The other night I sat on the floor in our apartment after finishing up a final cleaning and after getting the rest of our odds and ends. The apartment was completely empty, except for one single lamp, for the first time since it was built post WW2. The father of the current owner bought the house after he came back from the war, raised his kid on the first floor (our apartment), then his son lived there with his wife and kids for a period before buying their own house. Then we moved in.

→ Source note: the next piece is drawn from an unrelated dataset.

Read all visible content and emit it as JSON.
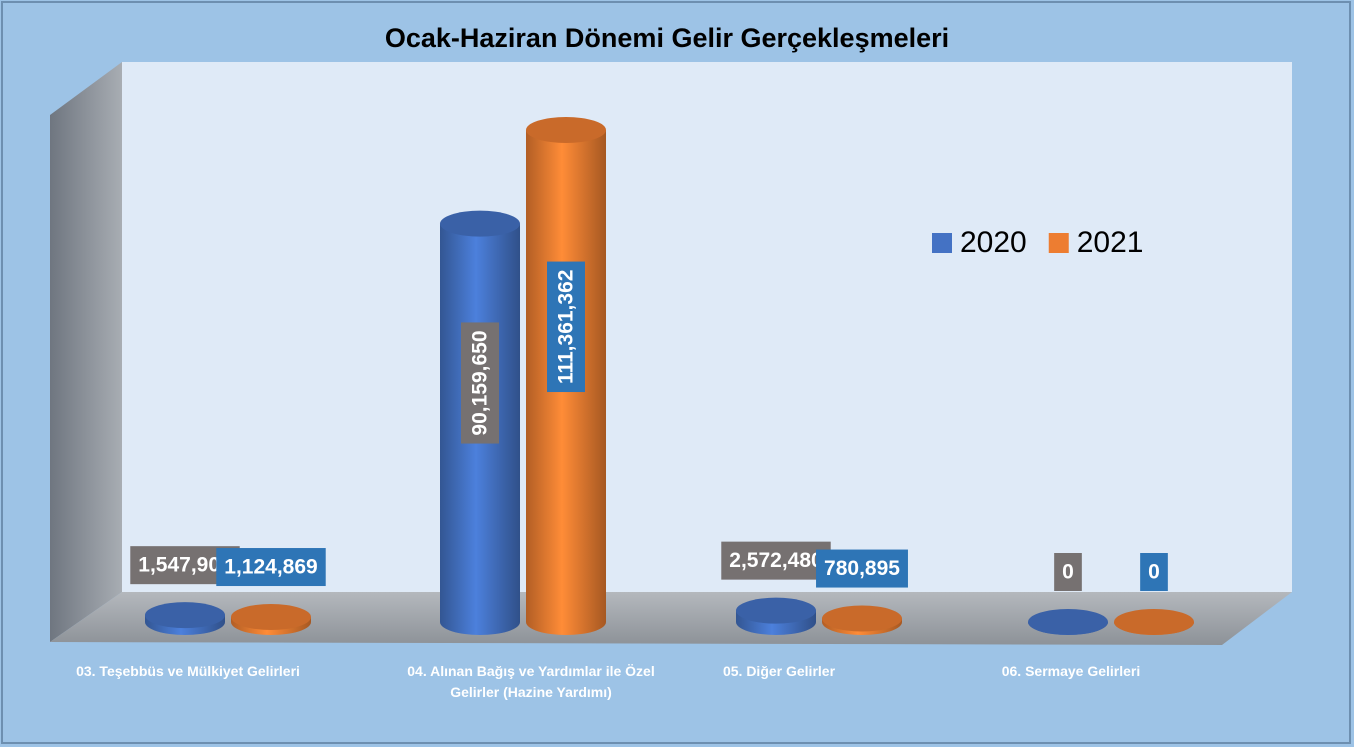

So there I was, sitting on the floor against the wall, having a beer and thinking about the five years we spent there. Then it dawned on me: the four walls and a roof had shifted from a ?home?, to an apartment. Patti and I spent 5 years in that place. 5 important, growing, wonderful years. We moved there not married, then came home from our honeymoon to that apartment. We conceived, and brought home, Emily in that apartment. It was the first home she ever knew. We argued and played in there. We cared for Pumbaa, our dog, after we found out he had cancer, and came back to that apartment after putting him to sleep. Albeit a much emptier apartment. We had friends and relatives stay on the couch and in the spare bedroom. We hid from creditors calling us, and high-fived each other when we were debt free (well, almost debt free) in that apartment. We had countless burgers in the backyard, countless nights of sitting out there with our neighbors and friends, drinking beer and listening to the Red Sox on the radio.
We took taxis to and from there, were woken up by the crowded streets on late Friday and Saturday nights, and sat on the front porch for more nights than I can remember. We got to know our neighbors and would not have loved the areas were it not for them. Patti and I watched countless movies in the living room, had fun times cooking dinner, and walked through the threshold of the front door thousands of times.
The bathroom is tiny, you have to hold the handle for 15 seconds to get it to flush, the toilet runs and the ceiling is falling down. The wall paper is peeling, the radiators sound like someone is banging a pipe with a baseball bat, and the heat often goes out. But we will miss that place. We will miss the cement ground in the backyard, the tiny plot of dirt we call a front yard, and trying to find parking on our street. We will miss our neighbors who brought over food when we came home with Emily and who helped us out more times than we can recall.
Our old place is changing from a home to an apartment while our new place does the reverse. As we unpack, figure out the intricacies of a house that is almost 50 years old and get to know the neighborhood, we will always remember, and miss, the apartment. The house is bigger, it?s nicer, it?s ours, sure. But sometimes an old, worn t-shirt just feels better than a bright new one. At least until it gets worn in.